The total death toll stood at 15, with two children among the dead, according to the Associated Press.

The AP later reported that two US troops were among the six foreigners who died, adding that the attacker rammed a car packed with explosives into the convoy as it passed the home of an Afghan lawmaker.

US military contractor DynCorp International said the four civilian contractors who died worked for them and were in Afghanistan to help train Afghan security forces, the Los Angeles Times reported.

The early-morning explosion happened in the Shah Shahid neighborhood.

Some of the bodies of those killed were so badly charred that neither their gender, nor their nationality was immediately clear, reports said.

Footage of the scene reportedly showed the road scattered with debris and mangled vehicles as emergency workers tended to the injured.

While most attacks in Kabul are linked to the Taliban, Thursday's attack was claimed by the smaller Hezb-e-Islami Gulbuddin militant group, led by a local warlord, Gulbuddin Hekmatyar, the Wall Street Journal wrote.

The Journal quoted him as saying:

"We have been following these vehicles for over a week.
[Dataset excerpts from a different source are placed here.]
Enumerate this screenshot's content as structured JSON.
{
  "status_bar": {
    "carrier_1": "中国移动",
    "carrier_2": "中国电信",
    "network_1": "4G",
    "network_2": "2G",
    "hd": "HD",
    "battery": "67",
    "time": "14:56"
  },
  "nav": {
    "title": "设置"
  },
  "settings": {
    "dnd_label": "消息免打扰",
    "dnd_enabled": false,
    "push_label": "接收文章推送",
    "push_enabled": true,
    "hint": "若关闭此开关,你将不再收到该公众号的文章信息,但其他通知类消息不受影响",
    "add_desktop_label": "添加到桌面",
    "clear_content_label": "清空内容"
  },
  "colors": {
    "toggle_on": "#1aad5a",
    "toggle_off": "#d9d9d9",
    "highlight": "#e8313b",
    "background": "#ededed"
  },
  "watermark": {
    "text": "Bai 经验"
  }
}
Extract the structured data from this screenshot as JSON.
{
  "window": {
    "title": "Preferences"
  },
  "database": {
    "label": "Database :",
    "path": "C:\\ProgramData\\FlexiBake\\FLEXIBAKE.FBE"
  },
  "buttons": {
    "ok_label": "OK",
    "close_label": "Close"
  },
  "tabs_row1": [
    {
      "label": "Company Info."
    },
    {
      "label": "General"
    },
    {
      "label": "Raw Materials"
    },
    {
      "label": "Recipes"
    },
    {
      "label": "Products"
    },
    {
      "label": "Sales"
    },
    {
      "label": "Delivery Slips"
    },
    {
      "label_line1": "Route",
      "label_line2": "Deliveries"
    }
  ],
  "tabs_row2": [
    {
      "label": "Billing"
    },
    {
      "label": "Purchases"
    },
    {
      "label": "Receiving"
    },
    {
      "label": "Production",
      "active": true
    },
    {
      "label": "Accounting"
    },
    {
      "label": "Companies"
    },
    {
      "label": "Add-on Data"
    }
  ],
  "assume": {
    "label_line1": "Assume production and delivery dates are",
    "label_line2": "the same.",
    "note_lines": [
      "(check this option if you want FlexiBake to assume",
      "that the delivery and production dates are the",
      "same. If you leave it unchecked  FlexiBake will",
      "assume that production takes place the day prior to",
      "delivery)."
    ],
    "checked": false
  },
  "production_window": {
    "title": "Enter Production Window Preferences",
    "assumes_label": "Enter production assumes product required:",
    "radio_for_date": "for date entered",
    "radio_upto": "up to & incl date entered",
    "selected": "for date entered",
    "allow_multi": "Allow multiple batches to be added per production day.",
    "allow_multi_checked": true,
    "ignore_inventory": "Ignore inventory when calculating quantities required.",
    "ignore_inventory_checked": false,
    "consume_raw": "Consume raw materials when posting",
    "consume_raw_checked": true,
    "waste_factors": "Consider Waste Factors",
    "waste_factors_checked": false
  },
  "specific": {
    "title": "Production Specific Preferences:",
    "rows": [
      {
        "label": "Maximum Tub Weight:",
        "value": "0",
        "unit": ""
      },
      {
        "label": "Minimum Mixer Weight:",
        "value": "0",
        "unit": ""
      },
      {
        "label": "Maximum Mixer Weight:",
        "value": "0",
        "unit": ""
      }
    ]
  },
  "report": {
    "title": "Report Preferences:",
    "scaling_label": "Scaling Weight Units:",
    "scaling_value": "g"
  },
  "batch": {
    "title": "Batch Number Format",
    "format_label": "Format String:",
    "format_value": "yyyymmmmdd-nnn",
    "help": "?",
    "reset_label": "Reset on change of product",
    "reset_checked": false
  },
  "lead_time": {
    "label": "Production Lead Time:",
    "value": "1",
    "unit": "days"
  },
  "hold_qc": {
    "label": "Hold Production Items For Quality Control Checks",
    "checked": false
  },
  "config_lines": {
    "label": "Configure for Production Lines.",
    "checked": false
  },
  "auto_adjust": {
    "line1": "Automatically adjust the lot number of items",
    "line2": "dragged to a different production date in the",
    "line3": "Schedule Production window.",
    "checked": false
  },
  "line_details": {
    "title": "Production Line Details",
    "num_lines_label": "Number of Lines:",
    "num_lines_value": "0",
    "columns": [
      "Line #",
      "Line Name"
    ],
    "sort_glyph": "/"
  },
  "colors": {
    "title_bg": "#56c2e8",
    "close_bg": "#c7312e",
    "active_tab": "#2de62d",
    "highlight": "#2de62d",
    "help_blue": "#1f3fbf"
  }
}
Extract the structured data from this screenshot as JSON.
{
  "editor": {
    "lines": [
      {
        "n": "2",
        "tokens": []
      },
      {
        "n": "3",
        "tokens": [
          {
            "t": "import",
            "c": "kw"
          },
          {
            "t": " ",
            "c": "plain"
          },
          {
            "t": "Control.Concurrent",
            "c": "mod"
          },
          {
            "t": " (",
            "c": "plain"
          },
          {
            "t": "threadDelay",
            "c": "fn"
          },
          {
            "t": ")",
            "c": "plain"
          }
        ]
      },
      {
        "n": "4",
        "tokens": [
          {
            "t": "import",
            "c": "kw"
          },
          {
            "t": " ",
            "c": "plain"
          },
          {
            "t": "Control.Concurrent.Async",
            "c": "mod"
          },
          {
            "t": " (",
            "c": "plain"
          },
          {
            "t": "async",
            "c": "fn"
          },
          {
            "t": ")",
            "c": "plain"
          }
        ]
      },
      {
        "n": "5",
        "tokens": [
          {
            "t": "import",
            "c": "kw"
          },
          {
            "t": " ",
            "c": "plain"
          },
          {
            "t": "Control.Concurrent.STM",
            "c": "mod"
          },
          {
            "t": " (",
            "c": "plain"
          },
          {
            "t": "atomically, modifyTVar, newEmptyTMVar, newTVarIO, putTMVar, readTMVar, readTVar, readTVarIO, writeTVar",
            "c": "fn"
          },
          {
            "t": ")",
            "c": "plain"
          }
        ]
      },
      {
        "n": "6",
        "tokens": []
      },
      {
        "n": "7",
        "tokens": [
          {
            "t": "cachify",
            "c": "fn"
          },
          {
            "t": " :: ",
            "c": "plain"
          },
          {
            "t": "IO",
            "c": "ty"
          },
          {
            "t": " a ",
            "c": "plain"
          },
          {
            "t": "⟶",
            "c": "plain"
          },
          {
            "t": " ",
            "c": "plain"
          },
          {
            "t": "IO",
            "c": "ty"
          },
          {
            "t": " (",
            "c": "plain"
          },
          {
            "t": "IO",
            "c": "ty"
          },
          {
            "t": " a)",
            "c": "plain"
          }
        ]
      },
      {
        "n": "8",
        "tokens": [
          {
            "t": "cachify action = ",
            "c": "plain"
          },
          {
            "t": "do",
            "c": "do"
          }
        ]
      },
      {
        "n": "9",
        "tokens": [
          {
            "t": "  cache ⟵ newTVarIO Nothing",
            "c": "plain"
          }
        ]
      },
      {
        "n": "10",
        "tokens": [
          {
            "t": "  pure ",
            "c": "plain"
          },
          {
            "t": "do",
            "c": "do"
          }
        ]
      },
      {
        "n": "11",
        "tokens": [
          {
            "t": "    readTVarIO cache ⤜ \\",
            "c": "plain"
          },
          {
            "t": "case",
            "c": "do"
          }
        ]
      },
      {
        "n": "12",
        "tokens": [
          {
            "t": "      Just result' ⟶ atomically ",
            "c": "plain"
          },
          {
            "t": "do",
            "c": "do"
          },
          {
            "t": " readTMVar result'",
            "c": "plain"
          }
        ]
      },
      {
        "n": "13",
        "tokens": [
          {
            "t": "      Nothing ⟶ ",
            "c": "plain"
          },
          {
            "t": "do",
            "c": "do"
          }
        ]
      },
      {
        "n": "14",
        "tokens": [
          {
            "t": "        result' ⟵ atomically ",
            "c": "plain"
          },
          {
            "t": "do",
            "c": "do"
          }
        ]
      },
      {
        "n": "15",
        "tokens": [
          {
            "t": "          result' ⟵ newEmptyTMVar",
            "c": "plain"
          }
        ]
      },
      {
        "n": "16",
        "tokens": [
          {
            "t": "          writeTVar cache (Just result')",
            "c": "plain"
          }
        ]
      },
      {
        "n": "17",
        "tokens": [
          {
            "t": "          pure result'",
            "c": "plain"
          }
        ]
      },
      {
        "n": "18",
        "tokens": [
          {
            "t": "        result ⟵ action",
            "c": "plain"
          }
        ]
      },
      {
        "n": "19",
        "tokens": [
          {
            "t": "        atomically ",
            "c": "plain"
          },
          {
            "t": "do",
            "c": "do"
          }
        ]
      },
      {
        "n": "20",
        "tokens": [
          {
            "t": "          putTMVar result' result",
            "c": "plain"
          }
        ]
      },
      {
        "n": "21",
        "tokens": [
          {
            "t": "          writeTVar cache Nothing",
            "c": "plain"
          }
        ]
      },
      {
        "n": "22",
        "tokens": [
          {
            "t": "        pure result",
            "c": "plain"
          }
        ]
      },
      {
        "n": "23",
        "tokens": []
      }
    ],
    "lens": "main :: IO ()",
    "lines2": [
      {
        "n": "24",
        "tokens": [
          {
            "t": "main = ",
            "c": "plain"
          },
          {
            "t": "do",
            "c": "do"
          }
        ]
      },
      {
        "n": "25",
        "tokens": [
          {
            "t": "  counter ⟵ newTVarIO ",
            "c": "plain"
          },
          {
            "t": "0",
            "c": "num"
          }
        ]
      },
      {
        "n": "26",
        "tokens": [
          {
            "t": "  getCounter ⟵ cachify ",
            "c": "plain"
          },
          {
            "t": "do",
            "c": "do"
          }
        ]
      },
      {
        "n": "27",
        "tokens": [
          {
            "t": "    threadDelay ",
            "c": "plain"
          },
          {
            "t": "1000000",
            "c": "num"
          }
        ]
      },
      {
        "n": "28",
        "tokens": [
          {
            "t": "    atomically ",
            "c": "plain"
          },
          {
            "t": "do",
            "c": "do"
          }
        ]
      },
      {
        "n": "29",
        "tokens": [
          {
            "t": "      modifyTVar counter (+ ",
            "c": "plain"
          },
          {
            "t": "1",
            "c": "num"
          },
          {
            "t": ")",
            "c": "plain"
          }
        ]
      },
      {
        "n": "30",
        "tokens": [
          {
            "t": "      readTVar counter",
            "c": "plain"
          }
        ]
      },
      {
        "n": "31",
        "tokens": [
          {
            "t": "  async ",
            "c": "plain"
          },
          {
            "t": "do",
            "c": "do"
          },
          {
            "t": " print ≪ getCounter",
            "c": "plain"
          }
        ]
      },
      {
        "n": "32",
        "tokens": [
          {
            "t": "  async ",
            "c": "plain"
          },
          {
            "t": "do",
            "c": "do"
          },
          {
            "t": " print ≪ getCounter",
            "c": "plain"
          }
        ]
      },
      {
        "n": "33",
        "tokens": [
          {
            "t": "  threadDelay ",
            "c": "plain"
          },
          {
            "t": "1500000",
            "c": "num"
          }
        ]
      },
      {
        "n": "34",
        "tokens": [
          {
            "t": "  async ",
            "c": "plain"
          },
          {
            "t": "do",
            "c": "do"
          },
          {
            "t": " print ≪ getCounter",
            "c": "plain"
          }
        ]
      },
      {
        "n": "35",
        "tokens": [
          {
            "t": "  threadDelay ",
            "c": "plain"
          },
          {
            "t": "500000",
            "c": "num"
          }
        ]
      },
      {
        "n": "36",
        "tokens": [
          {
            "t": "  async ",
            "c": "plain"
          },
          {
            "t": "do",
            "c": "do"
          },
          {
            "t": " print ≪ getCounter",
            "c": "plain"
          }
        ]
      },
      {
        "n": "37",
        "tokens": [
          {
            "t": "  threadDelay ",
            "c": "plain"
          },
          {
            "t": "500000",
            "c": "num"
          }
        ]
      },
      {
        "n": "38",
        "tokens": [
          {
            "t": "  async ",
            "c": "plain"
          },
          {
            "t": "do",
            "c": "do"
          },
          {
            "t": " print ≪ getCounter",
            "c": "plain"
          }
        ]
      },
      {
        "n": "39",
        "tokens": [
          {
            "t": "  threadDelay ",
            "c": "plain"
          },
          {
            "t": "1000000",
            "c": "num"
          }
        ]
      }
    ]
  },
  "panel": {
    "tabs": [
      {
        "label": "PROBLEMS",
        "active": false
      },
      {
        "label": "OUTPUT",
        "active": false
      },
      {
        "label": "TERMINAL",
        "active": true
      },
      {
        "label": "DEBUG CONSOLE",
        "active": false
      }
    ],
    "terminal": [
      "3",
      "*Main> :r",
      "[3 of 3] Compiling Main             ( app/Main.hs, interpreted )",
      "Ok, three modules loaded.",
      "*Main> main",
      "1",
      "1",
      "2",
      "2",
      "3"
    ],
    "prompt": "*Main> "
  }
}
We don't have any problems with the Afghans, and we are not targeting them. We are targeting the foreigners."

The group had previously claimed an attack in Kabul on a minivan carrying crew from an aviation company contracted by the US Embassy, which killed at least 12 people.

The Post cited a Kabul police spokesman as saying Thursday's blast was so powerful "it set the nearby office buildings ablaze."